Rozmawiamy z Baptistem Rougerie, nowo wybranym prezydentem UFE Pologne i mieszkańcem Józefosławia od 9 lat. Skąd jego zainteresowanie tym rejonem i co takiego świetnego jest w tej „wsi”, że zdecydował się tu zamieszkać.
Janusz Wierzchosławski: Cieszę się, że przyjął Pan zaproszenie naszej redakcji. Proszę o wyjaśnienie czym jest UFE Pologne.
Baptiste Rougerie: UFE to najstarsze autoryzowane Stowarzyszenie Użytku Publicznego, utworzone w 1927, które działa na rzecz społeczności francuskiej za granicą. UFE pomaga w zagadnieniach m.in. prawnych, finansowych, spadkowych, zdrowotnych, emerytalnych, rodzinnych itd. Jest też organem decyzyjnym w Komisji Nagród Stypendialnych w Polsce. Ułatwia integrację w kraju poprzez tworzenie eventów, imprez itp., a także umożliwia dostęp do świata biznesu. Dzięki karcie członkowskiej można skorzystać ze zniżek biznesowych od partnerów stowarzyszenia.

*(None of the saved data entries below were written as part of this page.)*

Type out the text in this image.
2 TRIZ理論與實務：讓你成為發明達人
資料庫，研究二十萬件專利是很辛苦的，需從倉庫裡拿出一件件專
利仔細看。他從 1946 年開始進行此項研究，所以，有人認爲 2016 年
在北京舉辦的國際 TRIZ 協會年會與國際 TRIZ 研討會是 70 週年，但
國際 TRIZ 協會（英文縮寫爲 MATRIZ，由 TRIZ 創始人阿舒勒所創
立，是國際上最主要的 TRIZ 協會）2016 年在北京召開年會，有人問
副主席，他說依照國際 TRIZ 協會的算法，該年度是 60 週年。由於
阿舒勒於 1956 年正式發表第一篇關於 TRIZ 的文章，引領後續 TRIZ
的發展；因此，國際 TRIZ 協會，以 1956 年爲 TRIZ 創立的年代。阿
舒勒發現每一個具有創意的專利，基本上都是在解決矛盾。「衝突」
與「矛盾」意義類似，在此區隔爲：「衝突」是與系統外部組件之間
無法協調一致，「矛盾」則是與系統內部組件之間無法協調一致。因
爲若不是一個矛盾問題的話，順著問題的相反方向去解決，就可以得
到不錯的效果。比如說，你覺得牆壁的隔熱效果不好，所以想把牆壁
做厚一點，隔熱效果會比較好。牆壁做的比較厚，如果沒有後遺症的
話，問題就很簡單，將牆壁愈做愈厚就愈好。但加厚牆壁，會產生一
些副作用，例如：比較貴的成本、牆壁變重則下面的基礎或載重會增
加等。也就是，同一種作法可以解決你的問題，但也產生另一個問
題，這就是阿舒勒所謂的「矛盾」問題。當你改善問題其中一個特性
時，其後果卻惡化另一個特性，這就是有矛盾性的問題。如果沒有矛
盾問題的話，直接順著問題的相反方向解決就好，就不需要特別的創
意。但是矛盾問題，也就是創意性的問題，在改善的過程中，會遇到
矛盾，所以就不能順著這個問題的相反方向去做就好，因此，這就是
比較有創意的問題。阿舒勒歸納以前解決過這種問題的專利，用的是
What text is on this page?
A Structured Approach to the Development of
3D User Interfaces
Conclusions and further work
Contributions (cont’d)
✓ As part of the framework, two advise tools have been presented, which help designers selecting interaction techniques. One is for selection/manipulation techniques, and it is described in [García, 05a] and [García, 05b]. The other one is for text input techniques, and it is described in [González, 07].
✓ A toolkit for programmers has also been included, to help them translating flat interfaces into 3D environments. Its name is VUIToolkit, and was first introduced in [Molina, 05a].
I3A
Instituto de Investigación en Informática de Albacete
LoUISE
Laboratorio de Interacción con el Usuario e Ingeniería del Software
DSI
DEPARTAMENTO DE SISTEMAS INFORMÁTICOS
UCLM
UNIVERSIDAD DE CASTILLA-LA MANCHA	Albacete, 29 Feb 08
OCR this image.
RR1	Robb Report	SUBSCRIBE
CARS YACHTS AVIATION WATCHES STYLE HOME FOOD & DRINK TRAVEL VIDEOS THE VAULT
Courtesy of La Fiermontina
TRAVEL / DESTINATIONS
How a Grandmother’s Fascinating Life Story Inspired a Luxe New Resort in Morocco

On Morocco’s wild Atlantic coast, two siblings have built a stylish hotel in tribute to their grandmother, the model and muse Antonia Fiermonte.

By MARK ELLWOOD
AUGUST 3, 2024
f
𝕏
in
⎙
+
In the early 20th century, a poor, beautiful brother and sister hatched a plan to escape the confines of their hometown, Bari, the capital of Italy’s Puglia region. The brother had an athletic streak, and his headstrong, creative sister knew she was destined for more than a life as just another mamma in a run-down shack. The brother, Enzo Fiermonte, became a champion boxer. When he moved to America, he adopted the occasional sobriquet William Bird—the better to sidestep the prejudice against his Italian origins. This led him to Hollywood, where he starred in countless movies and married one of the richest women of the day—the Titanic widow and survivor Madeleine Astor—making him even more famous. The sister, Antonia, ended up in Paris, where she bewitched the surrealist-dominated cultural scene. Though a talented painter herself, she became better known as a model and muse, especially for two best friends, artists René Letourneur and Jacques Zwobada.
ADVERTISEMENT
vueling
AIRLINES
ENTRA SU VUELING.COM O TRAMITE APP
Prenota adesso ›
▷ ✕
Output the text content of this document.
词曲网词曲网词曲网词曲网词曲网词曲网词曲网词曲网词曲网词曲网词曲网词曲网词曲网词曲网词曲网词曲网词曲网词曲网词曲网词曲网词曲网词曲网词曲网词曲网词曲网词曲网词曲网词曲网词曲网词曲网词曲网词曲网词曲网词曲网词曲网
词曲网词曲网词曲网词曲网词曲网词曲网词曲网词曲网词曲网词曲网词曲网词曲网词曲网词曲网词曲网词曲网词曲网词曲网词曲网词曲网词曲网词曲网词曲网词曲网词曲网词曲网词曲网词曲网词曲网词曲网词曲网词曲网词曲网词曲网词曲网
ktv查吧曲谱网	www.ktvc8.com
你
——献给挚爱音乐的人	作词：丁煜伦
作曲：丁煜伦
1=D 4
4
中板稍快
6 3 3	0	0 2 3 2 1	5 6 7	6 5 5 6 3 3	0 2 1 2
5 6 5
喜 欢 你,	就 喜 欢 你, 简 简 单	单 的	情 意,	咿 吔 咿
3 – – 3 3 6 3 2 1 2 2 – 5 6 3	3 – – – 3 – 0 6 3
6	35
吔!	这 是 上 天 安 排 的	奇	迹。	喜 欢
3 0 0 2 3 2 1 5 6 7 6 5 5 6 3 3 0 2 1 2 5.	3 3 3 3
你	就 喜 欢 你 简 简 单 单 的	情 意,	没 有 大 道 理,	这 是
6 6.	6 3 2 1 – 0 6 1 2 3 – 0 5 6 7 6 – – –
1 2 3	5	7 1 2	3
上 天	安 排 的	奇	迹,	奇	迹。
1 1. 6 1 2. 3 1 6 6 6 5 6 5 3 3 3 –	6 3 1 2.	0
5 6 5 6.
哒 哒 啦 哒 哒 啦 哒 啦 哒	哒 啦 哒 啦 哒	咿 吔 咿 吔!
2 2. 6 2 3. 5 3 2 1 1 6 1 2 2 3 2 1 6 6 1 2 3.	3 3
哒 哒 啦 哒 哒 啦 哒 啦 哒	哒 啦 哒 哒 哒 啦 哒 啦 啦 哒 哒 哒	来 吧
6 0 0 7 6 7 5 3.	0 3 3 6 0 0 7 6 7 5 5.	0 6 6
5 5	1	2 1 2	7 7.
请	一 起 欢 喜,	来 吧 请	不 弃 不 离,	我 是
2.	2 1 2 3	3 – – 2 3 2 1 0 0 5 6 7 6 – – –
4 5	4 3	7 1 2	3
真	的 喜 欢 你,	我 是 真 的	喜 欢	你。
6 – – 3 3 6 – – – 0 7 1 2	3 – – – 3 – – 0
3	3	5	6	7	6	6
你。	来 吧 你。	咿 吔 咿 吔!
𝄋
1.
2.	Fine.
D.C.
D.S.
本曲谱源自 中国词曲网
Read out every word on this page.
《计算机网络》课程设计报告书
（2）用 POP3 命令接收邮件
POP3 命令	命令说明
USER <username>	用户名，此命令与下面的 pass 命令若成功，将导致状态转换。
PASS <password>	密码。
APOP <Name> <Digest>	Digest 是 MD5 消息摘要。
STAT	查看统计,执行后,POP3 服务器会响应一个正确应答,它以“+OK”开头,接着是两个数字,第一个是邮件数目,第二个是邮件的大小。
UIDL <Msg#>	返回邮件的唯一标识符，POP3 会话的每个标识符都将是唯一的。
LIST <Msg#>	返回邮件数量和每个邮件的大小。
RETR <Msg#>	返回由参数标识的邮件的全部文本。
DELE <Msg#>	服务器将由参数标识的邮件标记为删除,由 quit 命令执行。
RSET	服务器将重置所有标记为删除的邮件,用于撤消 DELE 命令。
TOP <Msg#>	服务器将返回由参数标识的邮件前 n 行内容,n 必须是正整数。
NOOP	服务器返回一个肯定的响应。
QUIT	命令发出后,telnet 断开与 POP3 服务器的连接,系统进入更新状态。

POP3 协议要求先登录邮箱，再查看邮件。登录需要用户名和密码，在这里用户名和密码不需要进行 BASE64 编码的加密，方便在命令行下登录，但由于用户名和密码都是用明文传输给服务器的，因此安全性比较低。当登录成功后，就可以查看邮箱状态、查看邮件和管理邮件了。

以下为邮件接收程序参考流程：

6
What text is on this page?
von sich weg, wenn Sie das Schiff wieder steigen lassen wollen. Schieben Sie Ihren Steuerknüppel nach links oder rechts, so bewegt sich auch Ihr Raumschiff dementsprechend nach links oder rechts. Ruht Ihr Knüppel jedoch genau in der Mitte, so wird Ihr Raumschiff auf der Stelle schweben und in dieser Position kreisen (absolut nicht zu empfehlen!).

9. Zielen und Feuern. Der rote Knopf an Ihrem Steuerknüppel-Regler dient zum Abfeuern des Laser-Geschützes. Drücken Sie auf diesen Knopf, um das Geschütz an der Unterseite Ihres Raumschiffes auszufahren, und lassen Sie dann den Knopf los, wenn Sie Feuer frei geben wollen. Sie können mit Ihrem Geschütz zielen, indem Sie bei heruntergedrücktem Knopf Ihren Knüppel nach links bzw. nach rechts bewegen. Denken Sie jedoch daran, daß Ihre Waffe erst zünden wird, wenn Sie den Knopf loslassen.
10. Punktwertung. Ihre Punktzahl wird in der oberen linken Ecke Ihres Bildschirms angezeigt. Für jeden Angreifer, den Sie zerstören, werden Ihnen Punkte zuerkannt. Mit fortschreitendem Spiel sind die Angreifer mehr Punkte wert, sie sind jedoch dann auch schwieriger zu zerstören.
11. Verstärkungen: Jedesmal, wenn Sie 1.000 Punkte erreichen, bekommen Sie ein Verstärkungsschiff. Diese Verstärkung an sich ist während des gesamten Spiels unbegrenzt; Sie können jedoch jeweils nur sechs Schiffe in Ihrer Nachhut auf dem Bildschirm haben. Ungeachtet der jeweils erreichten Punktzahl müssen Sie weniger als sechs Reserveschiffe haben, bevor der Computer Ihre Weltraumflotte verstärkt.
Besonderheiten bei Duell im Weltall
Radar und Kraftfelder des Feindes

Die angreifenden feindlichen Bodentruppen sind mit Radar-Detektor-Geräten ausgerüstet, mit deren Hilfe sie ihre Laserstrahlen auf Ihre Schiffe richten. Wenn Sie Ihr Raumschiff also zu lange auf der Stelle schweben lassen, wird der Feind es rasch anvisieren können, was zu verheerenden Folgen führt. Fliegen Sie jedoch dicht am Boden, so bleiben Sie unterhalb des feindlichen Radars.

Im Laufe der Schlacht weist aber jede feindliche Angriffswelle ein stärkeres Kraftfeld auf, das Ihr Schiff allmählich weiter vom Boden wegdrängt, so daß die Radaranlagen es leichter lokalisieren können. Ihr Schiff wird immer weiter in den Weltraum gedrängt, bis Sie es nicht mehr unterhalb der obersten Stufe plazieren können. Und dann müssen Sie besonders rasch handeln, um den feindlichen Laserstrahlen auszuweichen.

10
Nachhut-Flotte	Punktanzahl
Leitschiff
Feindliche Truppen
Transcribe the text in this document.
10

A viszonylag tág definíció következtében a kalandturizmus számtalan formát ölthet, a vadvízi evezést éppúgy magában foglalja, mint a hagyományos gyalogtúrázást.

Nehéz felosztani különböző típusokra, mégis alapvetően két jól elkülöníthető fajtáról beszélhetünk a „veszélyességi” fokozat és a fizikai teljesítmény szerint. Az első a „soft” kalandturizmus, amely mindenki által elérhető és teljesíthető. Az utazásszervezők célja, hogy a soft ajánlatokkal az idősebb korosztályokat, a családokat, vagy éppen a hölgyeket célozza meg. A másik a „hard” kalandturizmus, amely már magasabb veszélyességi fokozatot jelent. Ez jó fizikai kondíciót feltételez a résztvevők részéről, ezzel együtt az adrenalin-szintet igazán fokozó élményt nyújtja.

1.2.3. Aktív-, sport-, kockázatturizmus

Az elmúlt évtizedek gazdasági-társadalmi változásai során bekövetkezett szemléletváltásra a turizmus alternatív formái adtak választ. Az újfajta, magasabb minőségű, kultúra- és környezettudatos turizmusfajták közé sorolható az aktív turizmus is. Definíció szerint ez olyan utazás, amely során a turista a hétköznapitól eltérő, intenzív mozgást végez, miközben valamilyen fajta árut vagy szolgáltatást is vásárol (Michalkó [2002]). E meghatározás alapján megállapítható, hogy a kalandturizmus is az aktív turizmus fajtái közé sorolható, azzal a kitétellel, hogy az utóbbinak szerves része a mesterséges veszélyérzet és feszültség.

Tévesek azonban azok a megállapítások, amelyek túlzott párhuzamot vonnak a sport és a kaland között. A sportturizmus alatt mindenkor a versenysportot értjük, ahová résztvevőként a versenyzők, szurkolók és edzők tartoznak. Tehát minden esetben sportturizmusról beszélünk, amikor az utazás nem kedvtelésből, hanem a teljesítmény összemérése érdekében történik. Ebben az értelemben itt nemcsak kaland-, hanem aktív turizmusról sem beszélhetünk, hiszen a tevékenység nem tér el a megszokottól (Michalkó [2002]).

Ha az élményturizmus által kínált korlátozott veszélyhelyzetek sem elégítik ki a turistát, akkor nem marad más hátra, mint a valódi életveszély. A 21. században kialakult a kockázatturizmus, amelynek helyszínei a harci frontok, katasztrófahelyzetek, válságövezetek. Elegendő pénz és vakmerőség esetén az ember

J.W: Teraz tradycyjne pytanie, kiedy i jak trafił Pan do Polski?
B.R: Do Polski trafiłem przypadkiem. Po zakończeniu edukacji w rodzinnym Clermont Ferrand nie widziałem siebie mieszkającego we Francji. W 2007 roku, po pobycie w Belgii, zabrałem swoje rzeczy i bilet lotniczy, aby wyjechać i zacząć nowe życie. Wcześniej mieszkałem w kilku krajach Europy Wschodniej. Na koniec dotarłem do Polski.
J.W: Czym zajmuje się Pan w Polsce?
B.R: W ciągu ostatnich 15 lat pracowałem w wielu branżach. M.in. były to rekrutacja, praca tymczasowa, doradztwo, budownictwo, przeprowadzki, a także zarządzaniem nieruchomościami. Podsumowując, dotykam wszystkiego po trochu w obszarze sprzedaży i rozwoju biznesu.
J.W: Panuje przekonanie, że Francuzi lubią południowe rejony Warszawy, Mokotów, Wilanów, Piaseczno, Józefosław, Konstancin. Czy zgadza się Pan z tą opinią?
B.R: No cóż. Mieszkałem w Warszawie, kiedy przyjechałam do Polski w wynajmowanych mieszkaniach na osiedlach w centrum i mokotowskich Wyścigach. Po głębokim namyśle i konsultacjach ze znajomymi, kiedy nadszedł moment, aby naprawdę „kupić swoje miejsce na ziemi”, chciałem mieć ładny ogród otoczony zielenią. Po rozmowie z żoną zdecydowaliśmy, że to Józefosław jest tym miejscem. Ciekawe, że braliśmy ślub praktycznie 300 m od miejsca, gdzie mieszkamy, w lokalu weselnym przy ulicy Julianowskiej. Myślę, że to los nas tu sprowadził.
J.W: Czy poleca Pan swoim rodakom nasze okolice w kwestii zakupu działek, mieszkań?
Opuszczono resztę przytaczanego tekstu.